Acta Biomed. 2019 Dec 23;90(4):533-550


Honey and its polyphenolic compounds are of main natural antioxidants that have been used in traditional medicine. The aim of this review was to identify the protective effects of honey and chrysin (a polyphenol available in honey) against the chemical and natural toxic agents.


The scientific databases such as MEDLINE, PubMed, Scopus, Web of Science and Google Scholar were searched to identify studies on the antidotal effects of honey and chrysin against toxic agents.


This study found that honey had protective activity against toxic agents-induced organ damages by modulating oxidative stress, inflammation, and apoptosis pathways. However, clinical trial studies are needed to confirm the efficacy of honey and chrysin as antidote agents in human intoxication.


Honey and chrysin may be effective against toxic agents. (www.actabiomedica.it).

Thursday, January 02, 2020

Bee Pollen Shows Gut-Protecting Potential

Lipidomics Provides Novel Insights into Understanding the Bee Pollen Lipids Transepithelial Transport and Metabolism in Human Intestinal Cells

J Agric Food Chem. 2019 Dec 26

Bee pollen (BP) shows profound gut-protecting potentials. BP lipids (BPLs) mainly composed by phospholipids and polyunsaturated fatty acids might be one of the important contributors, while how BPL exerts gut-protecting effects and is transported through intestinal cell monolayers need to be investigated.

Here, we exploited a strategy that combines an UPLC-Q-exactive orbitrap/MS-based lipidomics approach with a human intestinal cell (Caco-2) monolayer transport model, to determine the transepithelial transportation of BPL from Camellia sinensis L. (BPL-Cs), in pathological conditions.

The results showed that BPL-Cs protected Caco-2 cells against dextran sulfate sodium (DSS)-induced intestinal barrier dysfunction by improving cell viability, maintaining membrane integrity, increasing tight junctions (ZO-1 and Claudin-1), and eliciting the expressions of antioxidative-related genes (NQO1, Nrf2, Txnrd1, and GSTA1).

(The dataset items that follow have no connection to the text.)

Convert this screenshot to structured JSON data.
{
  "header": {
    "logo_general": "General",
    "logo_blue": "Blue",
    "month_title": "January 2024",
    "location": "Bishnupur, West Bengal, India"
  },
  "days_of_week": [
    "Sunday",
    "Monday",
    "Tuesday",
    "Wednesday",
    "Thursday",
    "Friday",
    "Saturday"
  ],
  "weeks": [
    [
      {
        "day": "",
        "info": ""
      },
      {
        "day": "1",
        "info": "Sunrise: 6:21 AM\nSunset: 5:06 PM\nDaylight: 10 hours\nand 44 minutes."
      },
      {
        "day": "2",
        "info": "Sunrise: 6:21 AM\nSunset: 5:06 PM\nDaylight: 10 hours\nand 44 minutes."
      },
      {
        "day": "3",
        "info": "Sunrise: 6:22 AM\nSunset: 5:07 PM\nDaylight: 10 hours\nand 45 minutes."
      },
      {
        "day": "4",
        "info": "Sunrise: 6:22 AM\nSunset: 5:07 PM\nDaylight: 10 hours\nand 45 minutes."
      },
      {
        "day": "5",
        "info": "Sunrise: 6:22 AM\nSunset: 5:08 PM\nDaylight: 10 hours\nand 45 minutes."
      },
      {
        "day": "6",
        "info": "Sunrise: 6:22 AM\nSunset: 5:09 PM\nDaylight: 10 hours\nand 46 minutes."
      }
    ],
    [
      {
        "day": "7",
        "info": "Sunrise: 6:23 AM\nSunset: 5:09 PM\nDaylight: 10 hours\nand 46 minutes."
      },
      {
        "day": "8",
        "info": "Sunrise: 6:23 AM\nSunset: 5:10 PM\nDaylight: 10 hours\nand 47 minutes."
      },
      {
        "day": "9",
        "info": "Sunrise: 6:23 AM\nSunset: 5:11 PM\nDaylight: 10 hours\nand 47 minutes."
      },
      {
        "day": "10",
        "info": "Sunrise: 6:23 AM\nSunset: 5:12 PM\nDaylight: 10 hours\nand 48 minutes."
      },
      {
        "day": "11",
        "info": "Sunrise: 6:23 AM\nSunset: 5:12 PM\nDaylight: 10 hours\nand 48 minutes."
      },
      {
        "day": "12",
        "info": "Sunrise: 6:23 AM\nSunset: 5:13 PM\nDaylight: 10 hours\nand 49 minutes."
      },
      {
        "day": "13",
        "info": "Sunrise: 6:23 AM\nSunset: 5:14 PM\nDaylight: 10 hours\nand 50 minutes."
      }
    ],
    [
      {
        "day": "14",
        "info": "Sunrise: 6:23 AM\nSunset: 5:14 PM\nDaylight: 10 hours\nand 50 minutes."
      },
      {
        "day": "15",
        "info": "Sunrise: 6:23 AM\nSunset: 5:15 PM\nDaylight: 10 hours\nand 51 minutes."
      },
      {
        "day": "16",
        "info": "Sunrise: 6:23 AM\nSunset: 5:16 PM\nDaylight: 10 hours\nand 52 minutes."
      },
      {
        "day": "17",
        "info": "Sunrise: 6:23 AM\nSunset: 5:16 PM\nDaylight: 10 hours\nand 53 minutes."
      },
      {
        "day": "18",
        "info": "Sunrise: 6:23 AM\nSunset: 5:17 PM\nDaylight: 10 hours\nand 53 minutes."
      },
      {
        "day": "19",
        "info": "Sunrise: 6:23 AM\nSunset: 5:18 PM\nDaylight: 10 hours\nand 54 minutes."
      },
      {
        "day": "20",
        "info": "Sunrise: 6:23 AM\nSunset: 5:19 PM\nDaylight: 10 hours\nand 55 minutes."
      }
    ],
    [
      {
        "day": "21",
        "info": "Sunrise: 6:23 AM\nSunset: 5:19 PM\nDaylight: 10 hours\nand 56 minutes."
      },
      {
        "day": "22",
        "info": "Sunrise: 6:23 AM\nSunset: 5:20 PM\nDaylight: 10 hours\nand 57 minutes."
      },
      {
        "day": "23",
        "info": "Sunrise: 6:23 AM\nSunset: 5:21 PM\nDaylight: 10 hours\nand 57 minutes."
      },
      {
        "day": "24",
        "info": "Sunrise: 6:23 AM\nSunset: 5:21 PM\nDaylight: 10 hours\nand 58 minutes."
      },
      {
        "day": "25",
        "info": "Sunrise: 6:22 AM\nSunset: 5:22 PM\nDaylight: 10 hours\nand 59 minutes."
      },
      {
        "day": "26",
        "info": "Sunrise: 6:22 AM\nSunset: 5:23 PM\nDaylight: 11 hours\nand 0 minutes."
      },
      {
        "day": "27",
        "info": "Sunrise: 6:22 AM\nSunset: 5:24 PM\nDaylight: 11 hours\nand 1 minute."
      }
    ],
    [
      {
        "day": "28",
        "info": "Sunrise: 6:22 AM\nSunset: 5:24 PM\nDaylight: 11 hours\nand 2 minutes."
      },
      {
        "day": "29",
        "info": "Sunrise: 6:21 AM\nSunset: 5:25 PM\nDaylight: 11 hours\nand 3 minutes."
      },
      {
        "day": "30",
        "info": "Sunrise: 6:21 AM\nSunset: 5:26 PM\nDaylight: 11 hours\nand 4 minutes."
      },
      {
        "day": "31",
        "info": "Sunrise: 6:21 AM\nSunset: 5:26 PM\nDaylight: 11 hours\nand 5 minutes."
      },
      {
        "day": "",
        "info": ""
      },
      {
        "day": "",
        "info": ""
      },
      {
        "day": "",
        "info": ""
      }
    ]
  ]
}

Lipidomics analysis revealed that DSS suppressed the transport and uptake of most of BPL-Cs including glycerophospholipids, sphingomyelins, and glycosylsphingolipids. Pretreatment with BPL-Cs significantly regulated glycerophospholipid and sphingolipid metabolisms, potentially involved in building permeability barriers and alleviating intestinal oxidative stress.

Finally, eight classes of lipids were identified as the potential biomarkers for evaluating DSS-induced Caco-2 cell dysfunctions and BPL-intervened modulation.

These findings shed light on the development of BPL as gastrointestinal protective food supplements in the future.